A few years ago I happened upon an intriguing article written about an indigenous tribe nestled deep in the amazon forest. Some members of this tribe, as far as researchers can gather, have never had any substantial, meaningful contact with the modern world. Observed only from a distance, the Awa know nothing of the cultural and historical events that have shaped our collective understanding of Western reality. For subsistence, they depend on profoundly nuanced relationships to the natural systems that support them, and have amassed an extensive and intimate body of knowledge about flora, fauna, climate, and geology that the Western world has all but lost. The plight of the Awa, who are under constant threat from global agribusinesses, inspire questions about how differently our two cultures engage reality, an interface with the more-than-human world that we commonly, but erroneously, think of as universal.

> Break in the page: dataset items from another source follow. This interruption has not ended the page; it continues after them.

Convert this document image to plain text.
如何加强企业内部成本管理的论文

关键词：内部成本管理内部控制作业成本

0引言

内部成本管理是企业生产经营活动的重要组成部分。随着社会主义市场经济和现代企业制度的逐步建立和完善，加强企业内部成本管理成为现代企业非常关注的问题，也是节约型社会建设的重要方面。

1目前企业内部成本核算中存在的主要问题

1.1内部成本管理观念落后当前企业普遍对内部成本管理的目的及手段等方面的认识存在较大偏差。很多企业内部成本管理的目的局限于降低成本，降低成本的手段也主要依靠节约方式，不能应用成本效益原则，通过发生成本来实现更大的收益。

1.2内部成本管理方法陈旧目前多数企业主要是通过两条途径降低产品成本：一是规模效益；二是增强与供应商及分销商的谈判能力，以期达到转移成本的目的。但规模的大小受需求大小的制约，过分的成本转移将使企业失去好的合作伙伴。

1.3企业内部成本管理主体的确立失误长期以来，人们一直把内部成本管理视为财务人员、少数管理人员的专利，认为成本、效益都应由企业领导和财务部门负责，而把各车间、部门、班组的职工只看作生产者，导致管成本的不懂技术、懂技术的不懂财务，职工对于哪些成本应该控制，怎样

If we could talk to them, would they be able to teach us something profound about our human relationships to the environment? Or would our two realities be so incompatible that any real communication would be impossible? What precisely have we lost—and have long since forgotten about—in our efforts to insulate ourselves from nature? To explore these questions, I designed a writing and critical thinking course that would engage students in a semester-long philosophical inquiry, one that would ask them to methodically examine their lives, their perceptions, and their relationships to the more-than-human world – Thinking Like a Mountain: Environmental Sustainability in an Age of Mass Distraction.

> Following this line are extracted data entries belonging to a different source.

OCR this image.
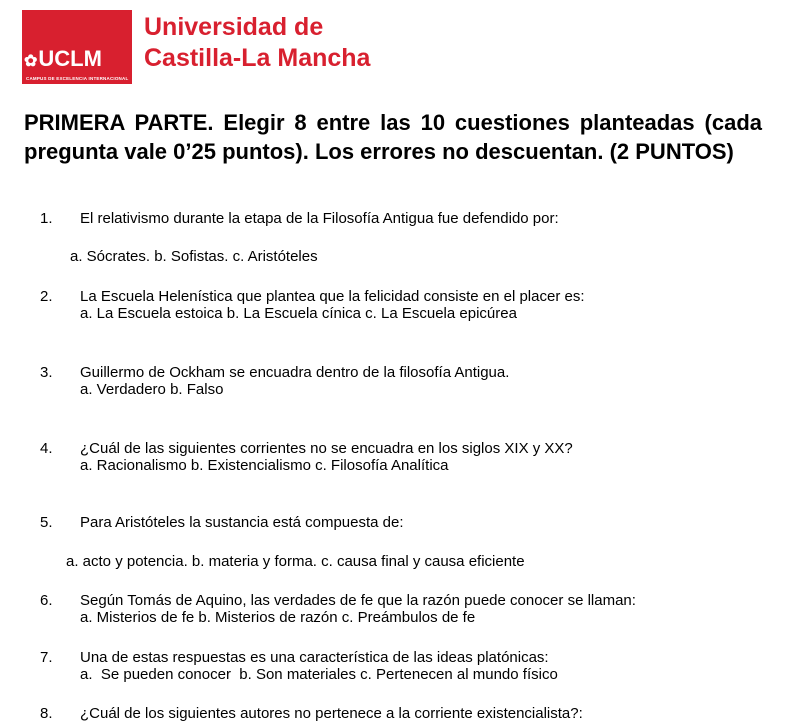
✿UCLM
CAMPUS DE EXCELENCIA INTERNACIONAL
Universidad de
Castilla-La Mancha
PRIMERA PARTE. Elegir 8 entre las 10 cuestiones planteadas (cada pregunta vale 0’25 puntos). Los errores no descuentan. (2 PUNTOS)
1. El relativismo durante la etapa de la Filosofía Antigua fue defendido por:
a. Sócrates. b. Sofistas. c. Aristóteles
2. La Escuela Helenística que plantea que la felicidad consiste en el placer es:
a. La Escuela estoica b. La Escuela cínica c. La Escuela epicúrea
3. Guillermo de Ockham se encuadra dentro de la filosofía Antigua.
a. Verdadero b. Falso
4. ¿Cuál de las siguientes corrientes no se encuadra en los siglos XIX y XX?
a. Racionalismo b. Existencialismo c. Filosofía Analítica
5. Para Aristóteles la sustancia está compuesta de:
a. acto y potencia. b. materia y forma. c. causa final y causa eficiente
6. Según Tomás de Aquino, las verdades de fe que la razón puede conocer se llaman:
a. Misterios de fe b. Misterios de razón c. Preámbulos de fe
7. Una de estas respuestas es una característica de las ideas platónicas:
a.  Se pueden conocer  b. Son materiales c. Pertenecen al mundo físico
8. ¿Cuál de los siguientes autores no pertenece a la corriente existencialista?:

Although generally successful, I realized after a few semesters of teaching the course that something was missing. Something practical. Something concrete. Other than reevaluating their perceptions and their lives, how might students effect change in a world that flirts quite closely with global environmental collapse? On cue, enter Wake Forest University’s Magnolias Curriculum Project. Through this project, and with the help of some very knowledgeable peers (Luke Johnston and Sarah Mason especially), I redesigned the course to incorporate a hands-on approach to local and global sustainability issues. The students in the course maintain their scholarly pursuit of academic writing and environmental philosophy. But now they ground their inquiries by exploring and writing about Wake Forest’s many sustainability initiatives, from the Campus Kitchen and the Campus Garden to the Sustainability Theme House, recycling, LEED certification, and energy conservation. Although I am in the middle of the first semester with this redesigned course, the results are palpable. Wake Forest students strive for a balance between their interior lives and the demands of the material world that surrounds them. As such, the course empowers them to connect their desires for positive, mindful change with realistic, real-world opportunities.